A work from the Schloss collection may or may not be in storage at the Carnegie Museum of Art.  An investigator for the family came to Pittsburgh and made a visit to the Carnegie.  The investigator informed the curator that one of the works on display was part of the Schloss family collection.  The curator at the time denied the claim.  And, as it turns out, the curator was 100% correct. (The Carnegie’s Rembrandt was donated by a Pittsburgher attorney and financier who was instrumental in the formation in the State of Israel, Charles J. Rosenbloom.  His story is detailed HERE).

This story could only have gotten as far as a Schloss family investigator coming to Pittsburgh because of the prolific body of work of the artist with the impressive name of Rembrandt Harmenszoon van Rijn.

I was lucky that my guy was Vermeer.  At the time I started my quest, the available paintings were listed as 36 plus the empty frame The Concert was stolen from in Boston.  But Rembrandt’s catalogue is over 300 paintings plus an even higher number of sketches and drawings.  There are dozens of Rembrandt self-portraits (compare that to the two images of a male figure in Vermeer’s work that may be considered “self-portraits”).  As for the Elderly Jew in a Fur Hat, there are 13 paintings of a man wearing a fur hat.  Seven of the paintings are attributed to the Master himself and some are attributed to “Workshop of Rembrandt,” “Follower of Rembrandt,” “Manner of Rembrandt,” and “After Rembrandt”. 

The Schloss investigator did locate the actual Rembrandt stolen in 1943 in the Galerie Narodni (National Gallery of the Czech Republic) in Prague in 2002.  That painting was returned to the Schloss family.

So, no stolen Rembrandt at the Carnegie.  I can’t speak to any of the other paintings on display but no Schloss family painting is in Pittsburgh (none that we know of).

But one mystery does remain.

When the Schloss family investigator made the claim to the curator at the museum, the Elderly Jew came down off the wall and went into storage.  The curator at the time commented that they couldn’t prove the provenance of the piece and whether or not it was an actual Rembrandt.

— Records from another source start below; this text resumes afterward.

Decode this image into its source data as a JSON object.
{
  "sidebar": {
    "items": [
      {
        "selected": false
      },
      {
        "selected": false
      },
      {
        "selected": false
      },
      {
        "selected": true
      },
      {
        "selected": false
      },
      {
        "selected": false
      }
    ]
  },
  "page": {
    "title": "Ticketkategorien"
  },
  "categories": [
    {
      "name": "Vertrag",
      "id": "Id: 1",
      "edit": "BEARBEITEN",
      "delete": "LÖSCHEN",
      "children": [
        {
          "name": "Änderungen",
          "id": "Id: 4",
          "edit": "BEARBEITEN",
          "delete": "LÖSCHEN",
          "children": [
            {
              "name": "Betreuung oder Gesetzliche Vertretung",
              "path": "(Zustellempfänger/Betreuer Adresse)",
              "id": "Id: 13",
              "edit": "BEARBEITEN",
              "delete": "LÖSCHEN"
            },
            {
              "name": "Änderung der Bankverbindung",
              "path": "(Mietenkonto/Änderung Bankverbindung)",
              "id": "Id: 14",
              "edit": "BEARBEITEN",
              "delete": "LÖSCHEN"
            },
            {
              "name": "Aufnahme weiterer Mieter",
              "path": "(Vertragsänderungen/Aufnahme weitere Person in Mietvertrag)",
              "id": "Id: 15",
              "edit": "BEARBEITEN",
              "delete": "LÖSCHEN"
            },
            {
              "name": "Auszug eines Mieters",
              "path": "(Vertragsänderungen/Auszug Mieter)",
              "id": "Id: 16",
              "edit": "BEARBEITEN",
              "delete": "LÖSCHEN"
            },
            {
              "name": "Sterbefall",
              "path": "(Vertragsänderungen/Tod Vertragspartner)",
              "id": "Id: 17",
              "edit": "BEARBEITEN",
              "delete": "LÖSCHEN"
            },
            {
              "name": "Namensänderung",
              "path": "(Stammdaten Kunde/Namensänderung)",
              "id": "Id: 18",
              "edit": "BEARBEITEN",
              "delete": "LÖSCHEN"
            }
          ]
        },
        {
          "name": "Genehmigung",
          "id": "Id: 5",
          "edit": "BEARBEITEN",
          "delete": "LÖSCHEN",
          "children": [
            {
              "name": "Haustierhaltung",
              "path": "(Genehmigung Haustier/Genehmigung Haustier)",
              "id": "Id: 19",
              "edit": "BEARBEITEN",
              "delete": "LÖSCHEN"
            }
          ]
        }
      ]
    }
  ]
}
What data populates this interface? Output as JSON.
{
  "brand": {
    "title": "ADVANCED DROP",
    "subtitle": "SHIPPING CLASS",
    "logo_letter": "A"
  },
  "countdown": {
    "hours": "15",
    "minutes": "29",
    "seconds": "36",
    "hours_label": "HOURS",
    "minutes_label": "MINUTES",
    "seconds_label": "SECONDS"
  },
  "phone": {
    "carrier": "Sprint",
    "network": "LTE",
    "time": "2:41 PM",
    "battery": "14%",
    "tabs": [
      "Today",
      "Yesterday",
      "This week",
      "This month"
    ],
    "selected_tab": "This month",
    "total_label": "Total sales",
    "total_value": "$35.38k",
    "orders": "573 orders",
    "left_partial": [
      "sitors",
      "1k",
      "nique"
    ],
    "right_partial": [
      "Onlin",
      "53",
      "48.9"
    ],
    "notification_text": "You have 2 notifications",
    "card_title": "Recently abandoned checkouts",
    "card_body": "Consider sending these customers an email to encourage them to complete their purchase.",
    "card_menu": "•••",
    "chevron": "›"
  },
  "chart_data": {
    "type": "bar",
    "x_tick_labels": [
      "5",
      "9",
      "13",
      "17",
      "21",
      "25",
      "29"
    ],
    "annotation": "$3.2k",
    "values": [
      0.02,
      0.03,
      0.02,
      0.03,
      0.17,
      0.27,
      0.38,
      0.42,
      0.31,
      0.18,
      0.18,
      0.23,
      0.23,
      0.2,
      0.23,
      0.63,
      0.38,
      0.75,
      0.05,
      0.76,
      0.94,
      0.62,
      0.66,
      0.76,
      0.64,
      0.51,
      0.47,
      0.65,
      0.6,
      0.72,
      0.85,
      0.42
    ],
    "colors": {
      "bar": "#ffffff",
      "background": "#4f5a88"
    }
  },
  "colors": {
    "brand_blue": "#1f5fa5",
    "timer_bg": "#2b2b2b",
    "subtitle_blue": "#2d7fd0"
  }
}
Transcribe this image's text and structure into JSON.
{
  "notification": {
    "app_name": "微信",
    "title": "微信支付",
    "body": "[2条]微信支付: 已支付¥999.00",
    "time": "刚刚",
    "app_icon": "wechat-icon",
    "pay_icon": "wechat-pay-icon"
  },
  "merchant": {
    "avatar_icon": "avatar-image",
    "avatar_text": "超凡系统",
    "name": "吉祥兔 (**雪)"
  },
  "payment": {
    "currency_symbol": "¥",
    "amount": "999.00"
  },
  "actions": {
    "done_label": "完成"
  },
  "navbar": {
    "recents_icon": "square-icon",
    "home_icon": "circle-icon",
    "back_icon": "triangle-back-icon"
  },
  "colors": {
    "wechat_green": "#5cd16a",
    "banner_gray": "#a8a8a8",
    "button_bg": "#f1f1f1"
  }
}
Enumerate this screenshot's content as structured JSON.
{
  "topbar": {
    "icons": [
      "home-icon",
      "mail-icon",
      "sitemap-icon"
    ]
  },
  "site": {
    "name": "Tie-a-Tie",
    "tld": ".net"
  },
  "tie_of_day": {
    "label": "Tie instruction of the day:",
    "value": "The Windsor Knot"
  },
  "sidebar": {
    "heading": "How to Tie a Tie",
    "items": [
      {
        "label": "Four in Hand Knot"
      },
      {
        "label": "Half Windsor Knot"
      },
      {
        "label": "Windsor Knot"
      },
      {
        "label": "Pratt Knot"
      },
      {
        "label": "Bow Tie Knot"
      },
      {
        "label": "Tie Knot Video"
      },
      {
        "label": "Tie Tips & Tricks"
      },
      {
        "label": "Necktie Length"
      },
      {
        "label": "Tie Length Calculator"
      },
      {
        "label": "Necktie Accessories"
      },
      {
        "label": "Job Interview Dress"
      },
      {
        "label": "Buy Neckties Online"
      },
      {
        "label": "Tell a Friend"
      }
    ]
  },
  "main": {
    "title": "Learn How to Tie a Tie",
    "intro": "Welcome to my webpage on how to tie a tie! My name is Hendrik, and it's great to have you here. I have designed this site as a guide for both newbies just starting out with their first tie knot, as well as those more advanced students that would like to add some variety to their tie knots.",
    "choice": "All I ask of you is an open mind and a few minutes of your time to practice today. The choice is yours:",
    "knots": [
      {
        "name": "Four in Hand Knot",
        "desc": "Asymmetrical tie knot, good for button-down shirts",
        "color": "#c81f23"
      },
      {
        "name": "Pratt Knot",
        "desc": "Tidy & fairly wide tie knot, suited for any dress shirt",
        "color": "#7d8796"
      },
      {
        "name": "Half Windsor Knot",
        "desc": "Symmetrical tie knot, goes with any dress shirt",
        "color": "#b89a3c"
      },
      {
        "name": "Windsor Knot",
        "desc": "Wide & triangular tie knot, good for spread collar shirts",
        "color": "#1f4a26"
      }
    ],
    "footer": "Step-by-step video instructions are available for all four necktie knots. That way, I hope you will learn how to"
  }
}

If I was trying to market a museum, not only would I have this painting on display, I would be marketing it by telling the story you just read.  But the Carnegie Museum of Pittsburgh has decided not to do that.

I’ve attempted to ask that question to various museum employees and a member of the Board of Directors.  Nobody has felt the need to share the answer with me.  

So, while you can’t see the Elderly Jew at the Carnegie Museum in Pittsburgh, you can see him below.

The Schloss Rembrandt
The Carnegie Rembrandt

One final Vermeer connection:  Adolphe Schloss once considered selling 60 of his paintings.  He wanted to get capital in order to buy a Vermeer painting.  Vermeer only came into art collectors’ collective mind in the late 19th century.  The timing would have coincided with the years when Schloss was compiling his collection.  This is yet another of the hundreds of stories that make me glad I found Vermeer—or, as I often say, he found me.